Chrome 86 Beta is out today and among the changes with this release include:

- The Native File System API has been promoted out of the original trial. The Native File System API allows for "powerful web apps that interact with files on the user's local device" without having to keep interacting with the file chooser when it comes to managing files between your local system and the web-site. The Native File System API is intended for the likes of web-based integrated development editors, photo/video editors, text editors, and more that can be granted access by the users to read/save changes directly to files/folders on the user's device. More details on this API here.

- Chrome 86 is further deprecating FTP support. With Chrome 86 the FTP support is still enabled by default for most users but is turned off for pre-release channels and experimentally turned off for a small subset of users. The feature for now can be re-eanbled with the "--enable-ftp" command-line option. In forthcoming releases FTP support will be disabled for more users and then completely disabled in Chrome 88.

- The initial WebCodecs is in place for Chrome 86. This is for letting web applications encode/decode audio/video. WebCodecs will likely be of much use moving forward by cloud gaming, livestreaming, and multimedia web apps. Details on the WebCodecs draft via the spec.

- The WebHID API is available for supporting too new / too old / too uncommon HID interface devices directly by the browser. The WebAPI allows supporting human interface devices via device-specific logic within JavaScript. WebHID is geared to be particularly useful for gamepad support but should help other HID devices as well. WebHID on Chrome will be an origin trial until early 2021.

- Also as a origin trial are new screen information APIs in an effort to better support cross-screen window placement and allow for "compelling multi-screen experiences."

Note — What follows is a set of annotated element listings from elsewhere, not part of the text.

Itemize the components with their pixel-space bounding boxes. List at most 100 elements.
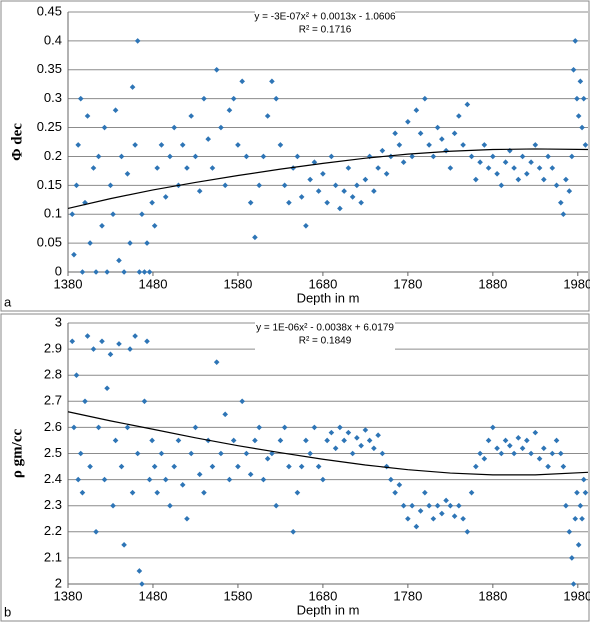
x-axis-label: Depth in m — [297, 602, 360, 617]
point — [464, 529, 471, 535]
point — [569, 555, 575, 561]
point — [563, 176, 569, 183]
x-tick-label: 1580 — [223, 588, 252, 603]
point — [426, 142, 432, 148]
point — [192, 153, 199, 160]
point — [243, 450, 250, 457]
r-squared: R² = 0.1716 — [299, 25, 352, 36]
point — [239, 78, 245, 85]
point — [577, 502, 584, 509]
point — [136, 568, 143, 574]
point — [477, 159, 483, 166]
point — [383, 170, 390, 177]
point — [456, 502, 462, 509]
point — [563, 502, 569, 509]
x-tick-label: 1780 — [393, 588, 422, 603]
point — [167, 153, 173, 160]
x-tick-label: 1480 — [139, 276, 168, 291]
point — [167, 502, 173, 509]
point — [511, 450, 517, 457]
point — [154, 489, 161, 496]
point — [149, 437, 155, 444]
point — [566, 529, 573, 535]
point — [303, 222, 309, 229]
point — [473, 463, 479, 470]
point — [252, 437, 258, 444]
point — [570, 66, 577, 73]
point — [579, 124, 585, 131]
point — [146, 269, 153, 275]
x-tick-label: 1680 — [308, 588, 337, 603]
point — [502, 437, 509, 444]
point — [77, 450, 84, 457]
point — [99, 338, 105, 345]
point — [392, 489, 398, 496]
point — [349, 194, 356, 200]
point — [572, 515, 579, 522]
point — [311, 159, 318, 166]
point — [264, 455, 271, 462]
point — [69, 211, 76, 218]
point — [468, 489, 475, 496]
point — [184, 165, 190, 171]
point — [222, 182, 228, 189]
point — [337, 424, 343, 431]
point — [320, 476, 326, 483]
panel-label: b — [4, 604, 11, 619]
point — [124, 424, 131, 431]
y-tick-label: 0 — [55, 263, 62, 278]
point — [405, 118, 411, 125]
point — [388, 476, 394, 483]
point — [116, 341, 122, 347]
point — [112, 107, 119, 114]
point — [430, 515, 437, 522]
point — [107, 351, 114, 358]
point — [127, 346, 133, 352]
point — [426, 502, 432, 509]
point — [158, 142, 165, 148]
point — [545, 463, 551, 470]
r-squared: R² = 0.1849 — [299, 336, 352, 347]
y-tick-label: 2.4 — [44, 471, 62, 486]
point — [201, 95, 207, 102]
point — [73, 372, 80, 378]
point — [507, 147, 513, 154]
x-tick-label: 1880 — [478, 588, 507, 603]
point — [184, 515, 190, 522]
point — [136, 269, 143, 275]
point — [439, 510, 445, 517]
point — [577, 78, 584, 85]
point — [388, 153, 394, 160]
point — [243, 153, 250, 160]
point — [519, 153, 526, 160]
point — [303, 437, 309, 444]
point — [422, 489, 428, 496]
point — [443, 147, 449, 154]
point — [354, 182, 360, 189]
point — [553, 437, 560, 444]
point — [528, 159, 534, 166]
point — [422, 95, 428, 102]
y-axis-label: Φ dec — [9, 123, 25, 161]
point — [162, 194, 169, 200]
point — [481, 455, 488, 462]
point — [95, 424, 102, 431]
point — [524, 437, 530, 444]
point — [213, 66, 220, 73]
point — [541, 176, 547, 183]
point — [413, 523, 420, 530]
point — [151, 222, 158, 229]
point — [392, 130, 398, 137]
y-tick-label: 0.1 — [44, 206, 62, 221]
point — [409, 153, 415, 160]
point — [315, 463, 322, 470]
point — [218, 124, 224, 131]
point — [545, 153, 551, 160]
point — [341, 437, 347, 444]
x-tick-label: 1580 — [223, 276, 252, 291]
point — [235, 142, 241, 148]
point — [396, 482, 403, 488]
point — [560, 463, 567, 470]
point — [532, 142, 539, 148]
point — [158, 450, 165, 457]
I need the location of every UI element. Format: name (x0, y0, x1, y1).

- A new "battery-savings" meta tag that allows a site to recommend measures for the user agent to try to conserve battery life / CPU usage. This can allow a site via the battery-savings meta-tag to hint at reducing the frame-rate, allowing the generic slowdown of script execution, or other features in the future to help reduce battery usage / CPU usage.

More details on the Chrome 86 beta changes via the Chromium.org blog and ChromeStatus.com.